KKTC, Kıbrıs’ın kuzeyinde ve güneyinde toplam 7 adet petrol ve doğal gaz arama sahası ilan ederek bu alanları Türkiye Petrolleri Anonim Ortaklığı’na tahsis etti.

İSRAİL’İN ROLÜ

Türkiye coğrafi konumu ve topraklarından geçen boru hatlarından dolayı, Tamar ve Leviathan sahalarından çıkarılacak doğalgaz için hem bir pazar hem de Avrupa piyasasına çıkış noktası kabul ediliyordu. Ancak İsrail’le diplomatik ve askeri ilişkilerin askıya alınması bu seçeneği zora soktu. Alternatif arayışında olan İsrail, Yunanistan ve Güney Kıbrıs Rum Yönetimi’yle birlikte East Med (Doğu Akdeniz Doğalgaz Botu Hattı) üzerinde mutabakat sağladı. Anlaşmaya göre tespit edilen boru hattı Türkiye’ye uğramadan Kıbrıs, Girit ve Yunanistan’ı takip ederek Avrupa’ya ulaştırılacak.
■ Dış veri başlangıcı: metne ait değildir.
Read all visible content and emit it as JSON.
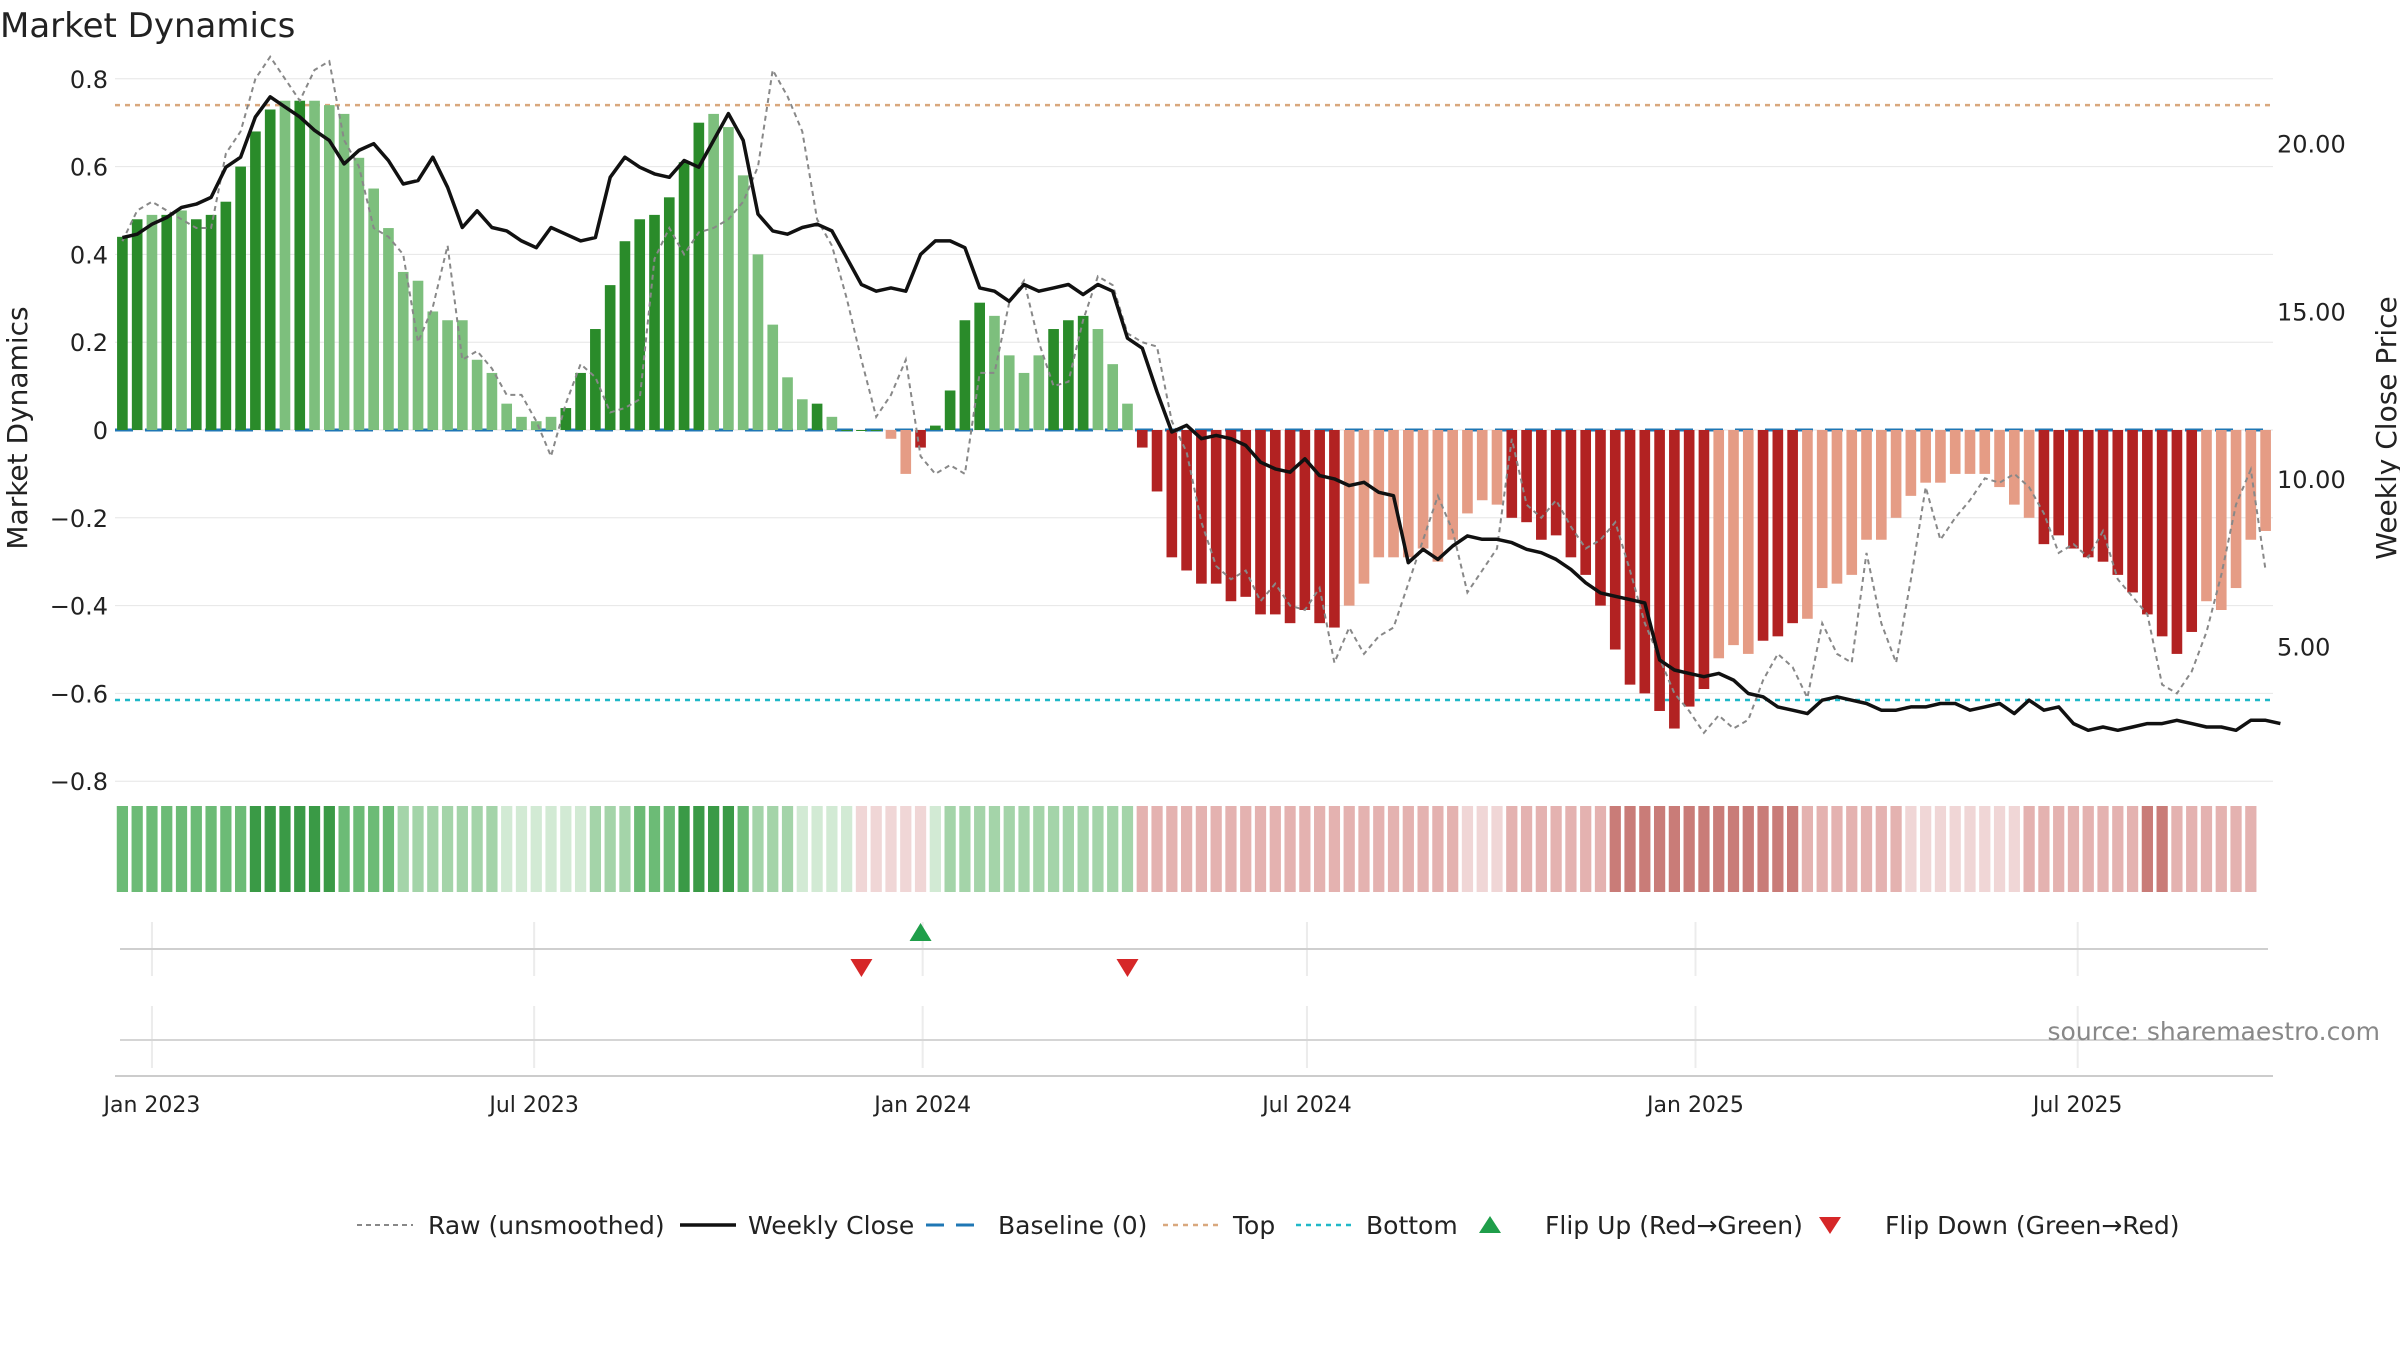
{
  "title": "Market Dynamics",
  "source": "source: sharemaestro.com",
  "chart_data": {
    "type": "bar",
    "title": "Market Dynamics",
    "ylabel_left": "Market Dynamics",
    "ylabel_right": "Weekly Close Price",
    "ylim_left": [
      -0.82,
      0.82
    ],
    "ylim_right": [
      0.72,
      22.2
    ],
    "left_ticks": [
      0.8,
      0.6,
      0.4,
      0.2,
      0,
      -0.2,
      -0.4,
      -0.6,
      -0.8
    ],
    "left_tick_labels": [
      "0.8",
      "0.6",
      "0.4",
      "0.2",
      "0",
      "−0.2",
      "−0.4",
      "−0.6",
      "−0.8"
    ],
    "right_ticks": [
      20,
      15,
      10,
      5
    ],
    "right_tick_labels": [
      "20.00",
      "15.00",
      "10.00",
      "5.00"
    ],
    "x_tick_labels": [
      "Jan 2023",
      "Jul 2023",
      "Jan 2024",
      "Jul 2024",
      "Jan 2025",
      "Jul 2025"
    ],
    "x_tick_dates": [
      "2023-01-01",
      "2023-07-01",
      "2024-01-01",
      "2024-07-01",
      "2025-01-01",
      "2025-07-01"
    ],
    "first_week": "2022-12-18",
    "top_level": 0.74,
    "bottom_level": -0.615,
    "bar_values": [
      0.44,
      0.48,
      0.49,
      0.49,
      0.5,
      0.48,
      0.49,
      0.52,
      0.6,
      0.68,
      0.73,
      0.75,
      0.75,
      0.75,
      0.74,
      0.72,
      0.62,
      0.55,
      0.46,
      0.36,
      0.34,
      0.27,
      0.25,
      0.25,
      0.16,
      0.13,
      0.06,
      0.03,
      0.02,
      0.03,
      0.05,
      0.13,
      0.23,
      0.33,
      0.43,
      0.48,
      0.49,
      0.53,
      0.61,
      0.7,
      0.72,
      0.69,
      0.58,
      0.4,
      0.24,
      0.12,
      0.07,
      0.06,
      0.03,
      0.0,
      0.0,
      0.0,
      -0.02,
      -0.1,
      -0.04,
      0.01,
      0.09,
      0.25,
      0.29,
      0.26,
      0.17,
      0.13,
      0.17,
      0.23,
      0.25,
      0.26,
      0.23,
      0.15,
      0.06,
      -0.04,
      -0.14,
      -0.29,
      -0.32,
      -0.35,
      -0.35,
      -0.39,
      -0.38,
      -0.42,
      -0.42,
      -0.44,
      -0.41,
      -0.44,
      -0.45,
      -0.4,
      -0.35,
      -0.29,
      -0.29,
      -0.29,
      -0.27,
      -0.3,
      -0.25,
      -0.19,
      -0.16,
      -0.17,
      -0.2,
      -0.21,
      -0.25,
      -0.24,
      -0.29,
      -0.33,
      -0.4,
      -0.5,
      -0.58,
      -0.6,
      -0.64,
      -0.68,
      -0.63,
      -0.59,
      -0.52,
      -0.49,
      -0.51,
      -0.48,
      -0.47,
      -0.44,
      -0.43,
      -0.36,
      -0.35,
      -0.33,
      -0.25,
      -0.25,
      -0.2,
      -0.15,
      -0.12,
      -0.12,
      -0.1,
      -0.1,
      -0.1,
      -0.13,
      -0.17,
      -0.2,
      -0.26,
      -0.24,
      -0.27,
      -0.29,
      -0.3,
      -0.33,
      -0.37,
      -0.42,
      -0.47,
      -0.51,
      -0.46,
      -0.39,
      -0.41,
      -0.36,
      -0.25,
      -0.23
    ],
    "bar_color_codes": [
      2,
      2,
      1,
      2,
      1,
      2,
      2,
      2,
      2,
      2,
      2,
      1,
      2,
      1,
      1,
      1,
      1,
      1,
      1,
      1,
      1,
      1,
      1,
      1,
      1,
      1,
      1,
      1,
      1,
      1,
      2,
      2,
      2,
      2,
      2,
      2,
      2,
      2,
      2,
      2,
      1,
      1,
      1,
      1,
      1,
      1,
      1,
      2,
      1,
      2,
      2,
      2,
      -1,
      -1,
      -2,
      2,
      2,
      2,
      2,
      1,
      1,
      1,
      1,
      2,
      2,
      2,
      1,
      1,
      1,
      -2,
      -2,
      -2,
      -2,
      -2,
      -2,
      -2,
      -2,
      -2,
      -2,
      -2,
      -2,
      -2,
      -2,
      -1,
      -1,
      -1,
      -1,
      -1,
      -1,
      -1,
      -1,
      -1,
      -1,
      -1,
      -2,
      -2,
      -2,
      -2,
      -2,
      -2,
      -2,
      -2,
      -2,
      -2,
      -2,
      -2,
      -2,
      -2,
      -1,
      -1,
      -1,
      -2,
      -2,
      -2,
      -1,
      -1,
      -1,
      -1,
      -1,
      -1,
      -1,
      -1,
      -1,
      -1,
      -1,
      -1,
      -1,
      -1,
      -1,
      -1,
      -2,
      -2,
      -2,
      -2,
      -2,
      -2,
      -2,
      -2,
      -2,
      -2,
      -2,
      -1,
      -1,
      -1,
      -1,
      -1,
      -2
    ],
    "strip_shades": [
      2,
      2,
      2,
      2,
      2,
      2,
      2,
      2,
      2,
      3,
      3,
      3,
      3,
      3,
      3,
      2,
      2,
      2,
      2,
      1,
      1,
      1,
      1,
      1,
      1,
      1,
      0,
      0,
      0,
      0,
      0,
      0,
      1,
      1,
      1,
      2,
      2,
      2,
      3,
      3,
      3,
      3,
      2,
      1,
      1,
      1,
      0,
      0,
      0,
      0,
      0,
      0,
      0,
      0,
      0,
      0,
      1,
      1,
      1,
      1,
      1,
      1,
      1,
      1,
      1,
      1,
      1,
      1,
      1,
      -1,
      -1,
      -1,
      -1,
      -1,
      -1,
      -1,
      -1,
      -1,
      -1,
      -1,
      -1,
      -1,
      -1,
      -1,
      -1,
      -1,
      -1,
      -1,
      -1,
      -1,
      -1,
      0,
      0,
      0,
      -1,
      -1,
      -1,
      -1,
      -1,
      -1,
      -1,
      -2,
      -2,
      -2,
      -2,
      -2,
      -2,
      -2,
      -2,
      -2,
      -2,
      -2,
      -2,
      -2,
      -1,
      -1,
      -1,
      -1,
      -1,
      -1,
      -1,
      0,
      0,
      0,
      0,
      0,
      0,
      0,
      0,
      -1,
      -1,
      -1,
      -1,
      -1,
      -1,
      -1,
      -1,
      -2,
      -2,
      -1,
      -1,
      -1,
      -1,
      -1,
      -1
    ],
    "raw_values": [
      0.43,
      0.5,
      0.52,
      0.5,
      0.48,
      0.46,
      0.46,
      0.63,
      0.68,
      0.8,
      0.85,
      0.8,
      0.75,
      0.82,
      0.84,
      0.66,
      0.6,
      0.46,
      0.44,
      0.4,
      0.2,
      0.28,
      0.42,
      0.16,
      0.18,
      0.14,
      0.08,
      0.08,
      0.02,
      -0.06,
      0.06,
      0.15,
      0.12,
      0.04,
      0.05,
      0.07,
      0.39,
      0.46,
      0.4,
      0.45,
      0.46,
      0.48,
      0.52,
      0.6,
      0.82,
      0.76,
      0.68,
      0.48,
      0.42,
      0.3,
      0.16,
      0.03,
      0.08,
      0.16,
      -0.06,
      -0.1,
      -0.08,
      -0.1,
      0.13,
      0.13,
      0.29,
      0.34,
      0.2,
      0.1,
      0.11,
      0.25,
      0.35,
      0.33,
      0.22,
      0.2,
      0.19,
      0.02,
      -0.05,
      -0.21,
      -0.31,
      -0.34,
      -0.32,
      -0.39,
      -0.35,
      -0.4,
      -0.41,
      -0.36,
      -0.53,
      -0.45,
      -0.51,
      -0.47,
      -0.45,
      -0.35,
      -0.25,
      -0.15,
      -0.23,
      -0.37,
      -0.32,
      -0.27,
      -0.02,
      -0.17,
      -0.2,
      -0.16,
      -0.22,
      -0.27,
      -0.25,
      -0.21,
      -0.32,
      -0.44,
      -0.52,
      -0.6,
      -0.64,
      -0.69,
      -0.65,
      -0.68,
      -0.66,
      -0.57,
      -0.51,
      -0.54,
      -0.61,
      -0.44,
      -0.51,
      -0.53,
      -0.28,
      -0.44,
      -0.53,
      -0.34,
      -0.13,
      -0.25,
      -0.2,
      -0.16,
      -0.11,
      -0.12,
      -0.1,
      -0.13,
      -0.19,
      -0.28,
      -0.26,
      -0.29,
      -0.23,
      -0.34,
      -0.38,
      -0.42,
      -0.58,
      -0.6,
      -0.55,
      -0.46,
      -0.33,
      -0.17,
      -0.09,
      -0.32
    ],
    "close_values": [
      17.2,
      17.3,
      17.6,
      17.8,
      18.1,
      18.2,
      18.4,
      19.3,
      19.6,
      20.8,
      21.4,
      21.1,
      20.8,
      20.4,
      20.1,
      19.4,
      19.8,
      20.0,
      19.5,
      18.8,
      18.9,
      19.6,
      18.7,
      17.5,
      18.0,
      17.5,
      17.4,
      17.1,
      16.9,
      17.5,
      17.3,
      17.1,
      17.2,
      19.0,
      19.6,
      19.3,
      19.1,
      19.0,
      19.5,
      19.3,
      20.1,
      20.9,
      20.1,
      17.9,
      17.4,
      17.3,
      17.5,
      17.6,
      17.4,
      16.6,
      15.8,
      15.6,
      15.7,
      15.6,
      16.7,
      17.1,
      17.1,
      16.9,
      15.7,
      15.6,
      15.3,
      15.8,
      15.6,
      15.7,
      15.8,
      15.5,
      15.8,
      15.6,
      14.2,
      13.9,
      12.6,
      11.4,
      11.6,
      11.2,
      11.3,
      11.2,
      11.0,
      10.5,
      10.3,
      10.2,
      10.6,
      10.1,
      10.0,
      9.8,
      9.9,
      9.6,
      9.5,
      7.5,
      7.9,
      7.6,
      8.0,
      8.3,
      8.2,
      8.2,
      8.1,
      7.9,
      7.8,
      7.6,
      7.3,
      6.9,
      6.6,
      6.5,
      6.4,
      6.3,
      4.6,
      4.3,
      4.2,
      4.1,
      4.2,
      4.0,
      3.6,
      3.5,
      3.2,
      3.1,
      3.0,
      3.4,
      3.5,
      3.4,
      3.3,
      3.1,
      3.1,
      3.2,
      3.2,
      3.3,
      3.3,
      3.1,
      3.2,
      3.3,
      3.0,
      3.4,
      3.1,
      3.2,
      2.7,
      2.5,
      2.6,
      2.5,
      2.6,
      2.7,
      2.7,
      2.8,
      2.7,
      2.6,
      2.6,
      2.5,
      2.8,
      2.8,
      2.7
    ],
    "flip_up_weeks": [
      54
    ],
    "flip_down_weeks": [
      50,
      68
    ],
    "legend": [
      "Raw (unsmoothed)",
      "Weekly Close",
      "Baseline (0)",
      "Top",
      "Bottom",
      "Flip Up (Red→Green)",
      "Flip Down (Green→Red)"
    ],
    "colors": {
      "strong_green": "#2a8b2a",
      "light_green": "#7dbf7d",
      "strong_red": "#b22222",
      "light_red": "#e59c85",
      "top_line": "#d9a87e",
      "bottom_line": "#1fb8c8",
      "baseline": "#1f77b4",
      "raw": "#888888",
      "close": "#111111",
      "flip_up": "#1f9e4a",
      "flip_down": "#d62728",
      "grid": "#e6e6e6"
    }
  }
}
Proje kapsamında İsrail ve Kıbrıs'ın deniz bölgelerinden çıkarılacak doğalgaz, deniz altından EastMed boru hattıyla Kıbrıs'tan sonra Yunanistan'ın Girit adasına, oradan da Mora Yarımadası'na, daha sonra da İtalya'ya aktarılacak. Proje halindeki boru hattı, şayet yapımına karar verilirse yaklaşık 7 milyar dolara mal olacak.